The farmland beyond gave us a Great Grey Shrike on top of a pine that stayed long enough for me to get the scope out and set up.  The breed in the stunted pine bogs that we then passed through but are almost impossible to see there.

Great Grey Shrike - Sean Moore

A walk through the wooded park in Audru was productive with a pair of Middle Spotted Woodpeckers attending a noisy nest and we saw our first Treecreepers and Robin along with a dashing Kingfisher and a calling Marsh Tit.  

Middle Spotted Woodpecker

Lunch was taken at a bakery in the heart of Parnu which was well timed to avoid a deluge and it was sunny again when we arrived back at Audru marsh.

It was an excellent couple of hours with yellow-headed Citrine Wagtails, Grey and Blue Headed Wagtails and many Whinchats, Meadow Pipits, Skylarks and Reed Bunting along the track where baby Lapwings of different sizes fed like clockwork toys.

Citrine Wagtail

Pools held 18 Black-tailed Godwits, 11 Spotted Redshanks and a skittish Marsh Sandpiper while Snipe was heard and a dapper female Red-necked Phalarope swam back and forth; head bobbing and gyroscopically whirling in circles and zig-zags.  I have only seen a couple of breeding plumaged ones before so this was a real treat.

I was suddenly away of a familiar but unexpected call from the sedges in front. I heard it four times and to my ear it was a Baillon’s Crake and I ran to the other side of the van to get Tarvo but it stopped at that point.  I did not realise that there had only been one accepted record for Estonia but alas, unless someone sees it to confirm that it was not a frog it will go no further – not even a recording will suffice.  Tarvo circulated the news.

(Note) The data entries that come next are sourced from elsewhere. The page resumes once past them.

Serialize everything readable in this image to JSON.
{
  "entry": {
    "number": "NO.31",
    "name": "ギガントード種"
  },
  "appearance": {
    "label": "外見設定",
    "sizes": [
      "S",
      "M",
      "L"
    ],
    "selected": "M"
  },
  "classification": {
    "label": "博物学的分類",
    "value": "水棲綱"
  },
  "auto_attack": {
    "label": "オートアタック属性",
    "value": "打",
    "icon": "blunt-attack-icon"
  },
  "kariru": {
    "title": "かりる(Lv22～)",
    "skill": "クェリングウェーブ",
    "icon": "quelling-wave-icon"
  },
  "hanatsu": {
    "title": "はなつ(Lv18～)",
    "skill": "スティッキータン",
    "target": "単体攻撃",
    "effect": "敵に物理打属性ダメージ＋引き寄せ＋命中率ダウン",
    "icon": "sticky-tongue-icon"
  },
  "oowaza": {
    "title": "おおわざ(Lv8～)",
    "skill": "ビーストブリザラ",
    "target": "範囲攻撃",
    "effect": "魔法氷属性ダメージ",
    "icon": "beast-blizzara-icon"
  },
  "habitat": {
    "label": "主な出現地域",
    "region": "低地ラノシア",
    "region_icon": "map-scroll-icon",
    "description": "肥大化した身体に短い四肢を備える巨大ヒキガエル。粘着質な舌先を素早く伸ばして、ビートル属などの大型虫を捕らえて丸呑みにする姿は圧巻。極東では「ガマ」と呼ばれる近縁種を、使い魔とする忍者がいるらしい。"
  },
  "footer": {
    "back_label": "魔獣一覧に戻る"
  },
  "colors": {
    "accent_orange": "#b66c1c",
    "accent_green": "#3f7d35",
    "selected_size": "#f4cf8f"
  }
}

Meanwhile up above White-tailed Eagles ruled the skies and a Honey-Buzzard drifted through at range. Around the far side we successfully found a pair of Garganey pretending to be clods of earth and despite the increasing wind a pair of Penduline Tits were watched attending in invisible nest in Willow.  Great Reed Warblers were getting going and Bearded Tit pinged while a Herring Gull pointed out another adult Eagle which a male Marsh Harrier took exception too.

White-tailed Eagle

Penduline Tit

Reed Bunting - Sean Moore

From here we drove to our new lodge – Klaara Manni where a Red-breasted Flycatcher and Goldcrest sung in the pines, Fieldfares hopped around the lawns and Crested Tits greeted us after dinner.